I've had extensive experience with driving equivalent late '60's American sedans (and VW Beetles like the witness Joseph Shones / Schons drove) in similar terrain and conditions. I can assure you the VW was by far the superior choice for that terrain and snow, but the Mercury was capable of making it to the snow line with a full load and slow careful driving.

I don't find it surprising the Montego seemed 'clean' when found. Madruga drove it carefully that night.

I do find it surprising that Shones / Schons couldn't extricate his VW from the snow, unless he'd slipped off the gravel road bed or run the Bug aground.
 
It's not uncommon to find references to this story indexed / cited under Mathias' name. He was the only one of the five not considered 'slow' and the only one still technically listed as missing.

I get the impression from some accounts that Mathias may have been relatively dominant (or at least most respected) among the five, but it's not clear to me whether this was 'real' or simply an artificial gloss on Mathias' status deriving from having focused on him.

On the other hand ... Mathias was the only one about whom a history of violence has been mentioned.

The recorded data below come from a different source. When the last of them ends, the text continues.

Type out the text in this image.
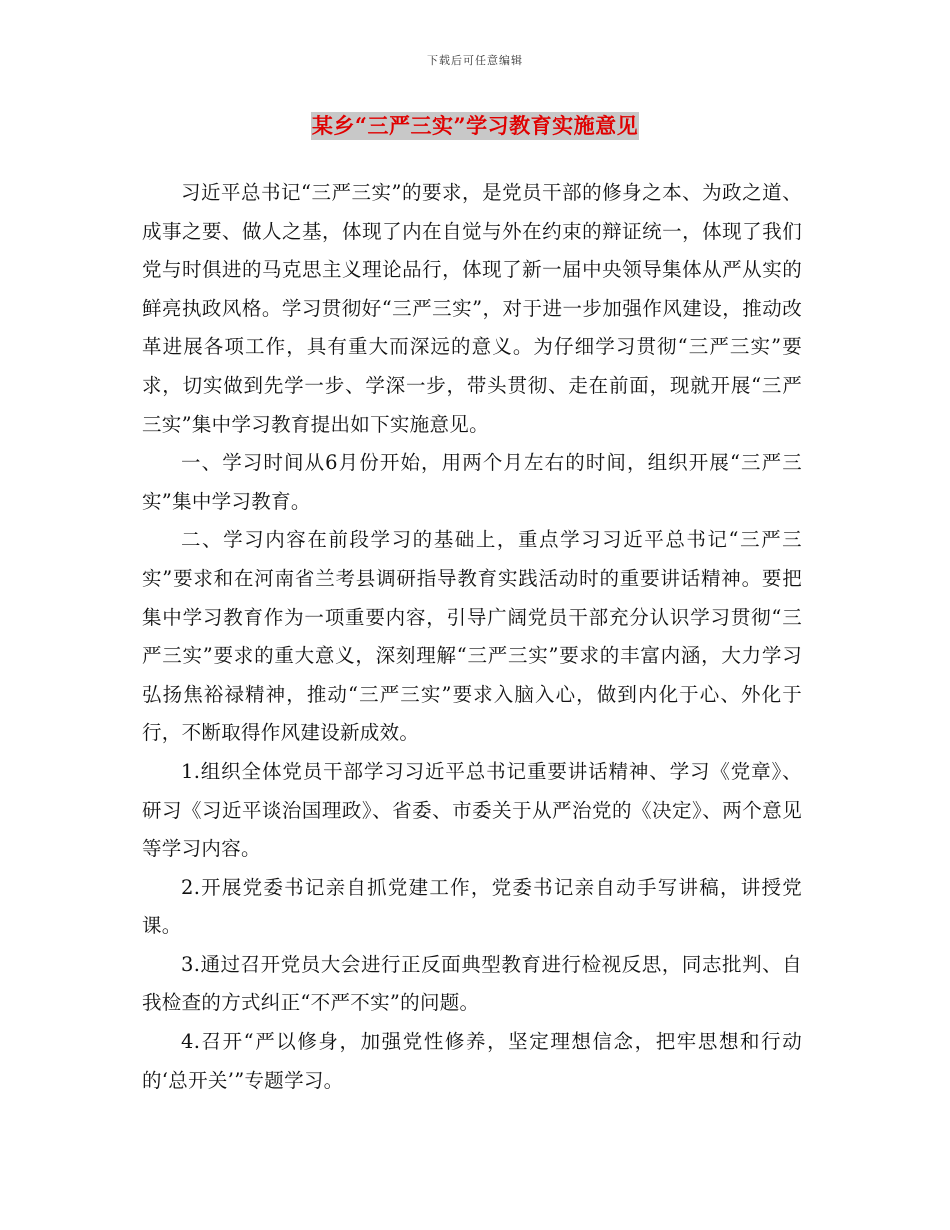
下载后可任意编辑
某乡“三严三实”学习教育实施意见

习近平总书记“三严三实”的要求，是党员干部的修身之本、为政之道、成事之要、做人之基，体现了内在自觉与外在约束的辩证统一，体现了我们党与时俱进的马克思主义理论品行，体现了新一届中央领导集体从严从实的鲜亮执政风格。学习贯彻好“三严三实”，对于进一步加强作风建设，推动改革进展各项工作，具有重大而深远的意义。为仔细学习贯彻“三严三实”要求，切实做到先学一步、学深一步，带头贯彻、走在前面，现就开展“三严三实”集中学习教育提出如下实施意见。

一、学习时间从6月份开始，用两个月左右的时间，组织开展“三严三实”集中学习教育。

二、学习内容在前段学习的基础上，重点学习习近平总书记“三严三实”要求和在河南省兰考县调研指导教育实践活动时的重要讲话精神。要把集中学习教育作为一项重要内容，引导广阔党员干部充分认识学习贯彻“三严三实”要求的重大意义，深刻理解“三严三实”要求的丰富内涵，大力学习弘扬焦裕禄精神，推动“三严三实”要求入脑入心，做到内化于心、外化于行，不断取得作风建设新成效。

1.组织全体党员干部学习习近平总书记重要讲话精神、学习《党章》、研习《习近平谈治国理政》、省委、市委关于从严治党的《决定》、两个意见等学习内容。

2.开展党委书记亲自抓党建工作，党委书记亲自动手写讲稿，讲授党课。

3.通过召开党员大会进行正反面典型教育进行检视反思，同志批判、自我检查的方式纠正“不严不实”的问题。

4.召开“严以修身，加强党性修养，坚定理想信念，把牢思想和行动的‘总开关’”专题学习。
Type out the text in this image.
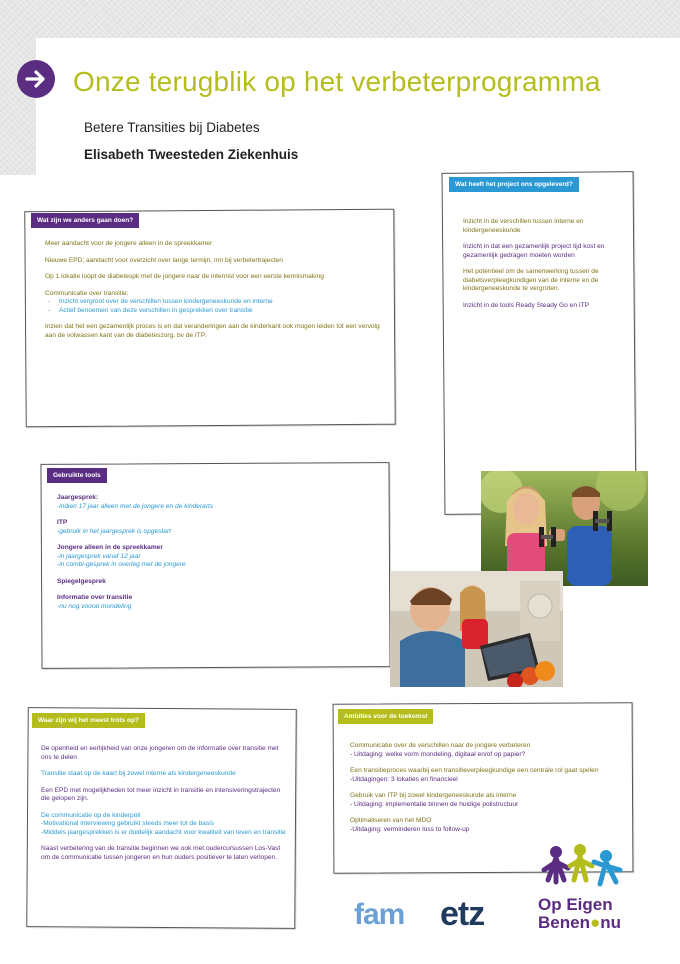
Onze terugblik op het verbeterprogramma
Betere Transities bij Diabetes
Elisabeth Tweesteden Ziekenhuis
Wat zijn we anders gaan doen?
Meer aandacht voor de jongere alleen in de spreekkamer
Nieuwe EPD; aandacht voor overzicht over lange termijn, mn bij verbetertrajecten
Op 1 lokatie loopt de diabetespk met de jongere naar de internist voor een eerste kennismaking
Communicatie over transitie:
- Inzicht vergroot over de verschillen tussen kindergeneeskunde en interne
- Actief benoemen van deze verschillen in gesprekken over transitie
Inzien dat het een gezamenlijk proces is en dat veranderingen aan de kinderkant ook mogen leiden tot een vervolg aan de volwassen kant van de diabeteszorg, bv de ITP.
Wat heeft het project ons opgeleverd?
Inzicht in de verschillen tussen interne en kindergeneeskunde
Inzicht in dat een gezamenlijk project tijd kost en gezamenlijk gedragen moeten worden
Het potentieel om de samenwerking tussen de diabetsverpleegkundigen van de interne en de kindergeneeskunde te vergroten.
Inzicht in de tools Ready Steady Go en ITP
Gebruikte tools
Jaargesprek:
-indien 17 jaar alleen met de jongere en de kinderarts
ITP
-gebruik in het jaargesprek is opgestart
Jongere alleen in de spreekkamer
-in jaargesprek vanaf 12 jaar
-in combi-gesprek in overleg met de jongere
Spiegelgesprek
Informatie over transitie
-nu nog vooral mondeling
Waar zijn wij het meest trots op?
De openheid en eerlijkheid van onze jongeren om de informatie over transitie met ons te delen
Transitie staat op de kaart bij zowel interne als kindergeneeskunde
Een EPD met mogelijkheden tot meer inzicht in transitie en intensiveringstrajecten die gelopen zijn.
De communicatie op de kinderpoli
-Motivational interviewing gebruikt steeds meer tot de basis
-Middels jaargesprekken is er duidelijk aandacht voor kwaliteit van leven en transitie
Naast verbetering van de transitie beginnen we ook met oudercursussen Los-Vast om de communicatie tussen jongeren en hun ouders positiever te laten verlopen.
Ambities voor de toekomst
Communicatie over de verschillen naar de jongere verbeteren
- Uitdaging: welke vorm mondeling, digitaal en/of op papier?
Een transitieproces waarbij een transitieverpleegkundige een centrale rol gaat spelen
-Uitdagingen: 3 lokaties en financieel
Gebruik van ITP bij zowel kindergeneeskunde als interne
- Uitdaging: implementatie binnen de huidige polistructuur
Optimaliseren van het MDO
-Uitdaging: verminderen loss to follow-up
fam etz	Op Eigen
Benen●nu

My point is that to the extent any overall explanation hinges on either (a) following an extemporaneous leader or (b) someone flying off the handle, Mathias would seem to be the obvious candidate for scrutiny.
 
I did notice that arrests of two men from Yuba Coubtry were made fairly recently for historical murder cases of young women in the (general) area in the 70s--before this incident IIRC.

You would assume that the police woukd have exhaustively examined other local cases of the era, of course.
 
The relative prominence of Mathias in the published accounts may be misleading.

As far as I can see, there's only indirect evidence for Mathias' presence at the cabin-styled trailer (circa 19 miles farther up the mountain track) where Weiher's body was found:

(1) Some of the C-ration cans stockpiled at the trailer site had been opened (one account - I forget which one - specifies 36 in number). They were opened with the provided P-38 US Army can opener - a gizmo as deceptively simple yet tricky to understand as a Chinese puzzle. Only 2 of the guys had been in the Army and were guaranteed to be familiar with the opener - Mathias and Madruga. Madruga was found dead beside the road circa 11 miles from the car-stoppage site and circa 8 miles short of the trailer.

(2) The closest thing to 'hard' evidence of Mathias' presence is the fact that Weiher had Mathias' tennis shoes on his feet when his body was discovered. Weiher's own footwear - leather boots - were missing. The standard interpretation is that Mathias swapped his shoes for Weiher's at the trailer. Weiher's feet were larger, so it's presumed Mathias needed larger and more substantial footwear for venturing out into the snow with frostbite-swollen feet. However, this presumes rather than proves Mathias was there.